The Sheffield Shield will look different this season, at least for the first part of the competition, as it's being played entirely in an Adelaide hub for the initial four rounds. Justin Langer, the Australia head coach, has said it's unlikely there will be many changes to the Test squad when India arrive, but a larger group of players will be needed due to various Covid-19 restrictions. So who could nudge their way into contention?
Nic Maddinson (Victoria)
Last season: Matches 7; Innings 10; Runs 780; Average 86.66
The left-hander, who played three Tests against South Africa and Pakistan in 2016, has been one of the most prolific Shield batsmen across the last two seasons after his move back to Victoria. In just 12 matches, he has piled up 1343 runs at 83.93 and towards the end of last season his form was enough to earn an Australia A call-up where he made a half-century against England Lions. If he can start strongly in the Adelaide hub, he could be in the frame as a middle-order reserve. He is one of a group of Victoria batsmen - including Marcus Harris, Will Pucovski, Peter Handscomb - who could press their claims.
Cameron Green (Western Australia)
Last season: Matches 8; Innings 15; Runs 699; Average 63.54 | Wickets 3; Average 38.66
Allrounder Green is one of the most talked about talents in Australian cricket and it feels just a matter of time before he gets a call-up although coach Justin Langer has been keen to temper expectations and wants to see Green's output over a longer time frame. Still, in these unusual times, a few eye-catching weeks for Western Australia, especially if Mitchell Marsh doesn't recover from his ankle injury, could fast-track a promotion.
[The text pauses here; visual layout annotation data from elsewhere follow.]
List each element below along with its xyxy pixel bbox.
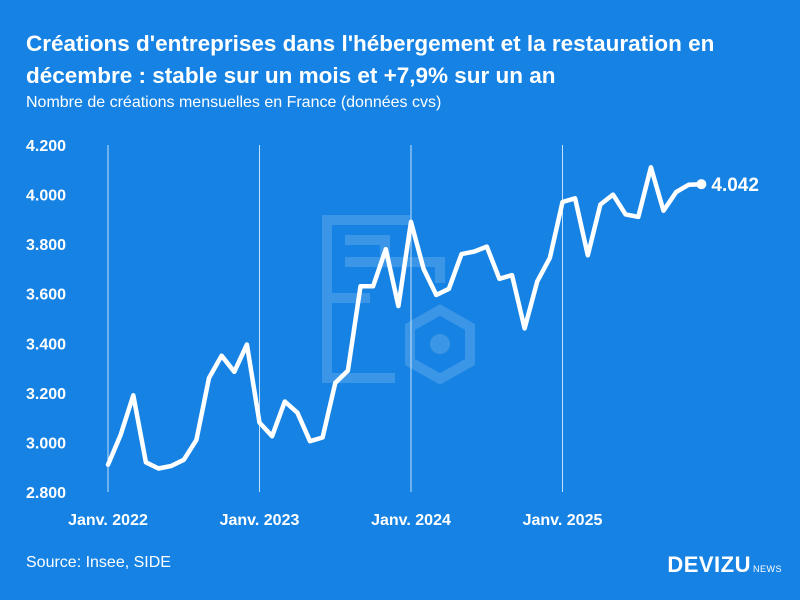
last-value-label: 4.042 [711,175,759,196]
watermark-logo [322,215,475,385]
y-tick-label: 3.400 [26,336,66,353]
series-line [105,165,704,471]
watermark-hexagon-dot [430,334,450,354]
y-tick-label: 4.000 [26,188,66,205]
x-tick-label: Janv. 2022 [68,512,148,529]
y-tick-label: 3.800 [26,237,66,254]
last-point-marker [696,179,707,190]
chart-title: Créations d'entreprises dans l'hébergeme… [26,31,715,88]
brand-logo: DEVIZU NEWS [667,552,782,578]
x-tick-label: Janv. 2025 [523,512,603,529]
gridlines [107,145,563,492]
watermark-e-letter [322,215,410,383]
x-axis: Janv. 2022 Janv. 2023 Janv. 2024 Janv. 2025 [68,512,602,529]
x-tick-label: Janv. 2024 [371,512,451,529]
source-note: Source: Insee, SIDE [26,554,171,571]
y-tick-label: 3.000 [26,435,66,452]
y-tick-label: 3.600 [26,287,66,304]
y-tick-label: 3.200 [26,386,66,403]
series: 4.042 [105,165,759,471]
brand-suffix: NEWS [753,564,782,574]
chart-subtitle: Nombre de créations mensuelles en France… [26,94,442,111]
y-tick-label: 4.200 [26,138,66,155]
watermark-hexagon [405,304,475,385]
x-tick-label: Janv. 2023 [220,512,300,529]
y-tick-label: 2.800 [26,485,66,502]
y-axis: 2.800 3.000 3.200 3.400 3.600 3.800 4.000 4.200 [26,138,66,502]
brand-name: DEVIZU [667,552,751,577]
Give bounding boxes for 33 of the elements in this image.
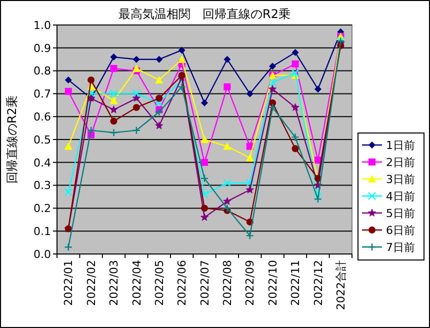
x-tick-label: 2022/06 [176,260,189,306]
legend-label: 1日前 [386,138,415,152]
legend-label: 2日前 [386,156,415,169]
x-tick-label: 2022/10 [266,260,280,306]
x-tick-label: 2022/07 [198,260,212,306]
y-tick-label: 0.0 [34,248,51,261]
y-tick-label: 0.2 [34,202,51,216]
y-tick-label: 0.5 [34,133,51,146]
x-tick-label: 2022合計 [334,260,348,310]
legend-label: 7日前 [386,240,415,254]
legend-label: 3日前 [386,172,415,186]
y-tick-label: 0.9 [34,42,51,55]
legend-label: 4日前 [386,190,415,203]
x-tick-label: 2022/03 [108,260,121,306]
y-tick-label: 0.8 [34,64,51,78]
x-tick-label: 2022/04 [130,260,144,306]
x-tick-label: 2022/02 [84,260,98,306]
y-tick-label: 0.3 [34,179,51,192]
chart-title: 最高気温相関 回帰直線のR2乗 [118,7,290,21]
y-tick-label: 0.6 [34,110,51,124]
y-tick-label: 0.1 [34,224,51,238]
x-tick-label: 2022/12 [312,260,325,306]
x-tick-label: 2022/11 [289,260,302,306]
y-tick-label: 0.7 [34,88,51,101]
x-tick-label: 2022/05 [152,260,166,306]
legend-label: 5日前 [386,206,415,220]
x-tick-label: 2022/01 [62,260,76,306]
legend-label: 6日前 [386,224,415,237]
y-axis-title: 回帰直線のR2乗 [5,96,19,184]
x-tick-label: 2022/08 [221,260,234,306]
y-tick-label: 1.0 [34,18,51,32]
y-tick-label: 0.4 [34,156,51,170]
x-tick-label: 2022/09 [244,260,257,306]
With a first-class batting average of 43.84 and bowling return of 21.53, the talent is clear. The key for Green will be bowling at full tilt and remaining fit after battling stress fractures of the back.
Mitchell Swepson (Queensland)
Last season: Matches 6; Wickets 14; Average 31.50
There will have to be at least one reserve spinner in the squad due to the inability to quickly fly players in and legspinner Swepson probably has the spot locked down already. He was called into the Test squad for the SCG match against New Zealand in January and would surely have gone on the tour to Bangladesh in June. The shift to the Adelaide hub could work in his favour with conditions on the outgrounds being used perhaps more conducive to spin that the Gabba often is early in a Shield season.
Usman Khawaja (Queensland)
Last season: Matches 7; Innings 11; Runs 202; Average 18.36
It may be a tricky summer to blood young players, so if Australia want a batsman with a wealth of experience who could fill a number of roles at short notice, Khawaja, who has not been part of the set-up since midway through last year's Ashes, could fit the bill. He has previously opened in Test cricket with a stunning average of 96.80 and could also bat at No. 3 or 4. After being pushed out of the one-day set-up by the squeeze for top-order slots and the emergence of Marnus Labuschagne, Khawaja admitted he was angry but conversations with Langer have helped him refocus after a poor 2019-2020 season. "I still feel like there's a lot left for me on the horizon... I feel like I'm really close there," he told cricket.com.au last month.
Kurtis Patterson (New South Wales)
Last season: Matches 3; Innings 5; Runs 130; Average 32.50
Patterson's 2019-2020 was severely interrupted by a quad injured suffered in pre-season which he then exacerbated during a match against Tasmania. He would only play three matches in the campaign, although earned Australia A selection to face England Lions and made an unbeaten 94 in the second innings. Australia's top-order looks pretty settled, but a strong start to the Shield - plus the fact he has a Test century under his belt - could put Patterson among the best of the rest and he has shown good form during New South Wales' inter-squad pre-season matches.
Riley Meredith (Tasmania)
Last season: Matches 5; Wickets 20; Average 28.35
Australia's pace attack picks itself with the main three followed by James Pattinson and probably the perennial 12th-man Michael Neser. However, if more than five quicks are needed there is an opening for someone outside of the established pack to make a case. Meredith remains on the raw side, but his pace has caught the selectors' eye in white-ball cricket and he was part of the recent England tour. Before injury curtailed his last season, he had produced encouraging numbers.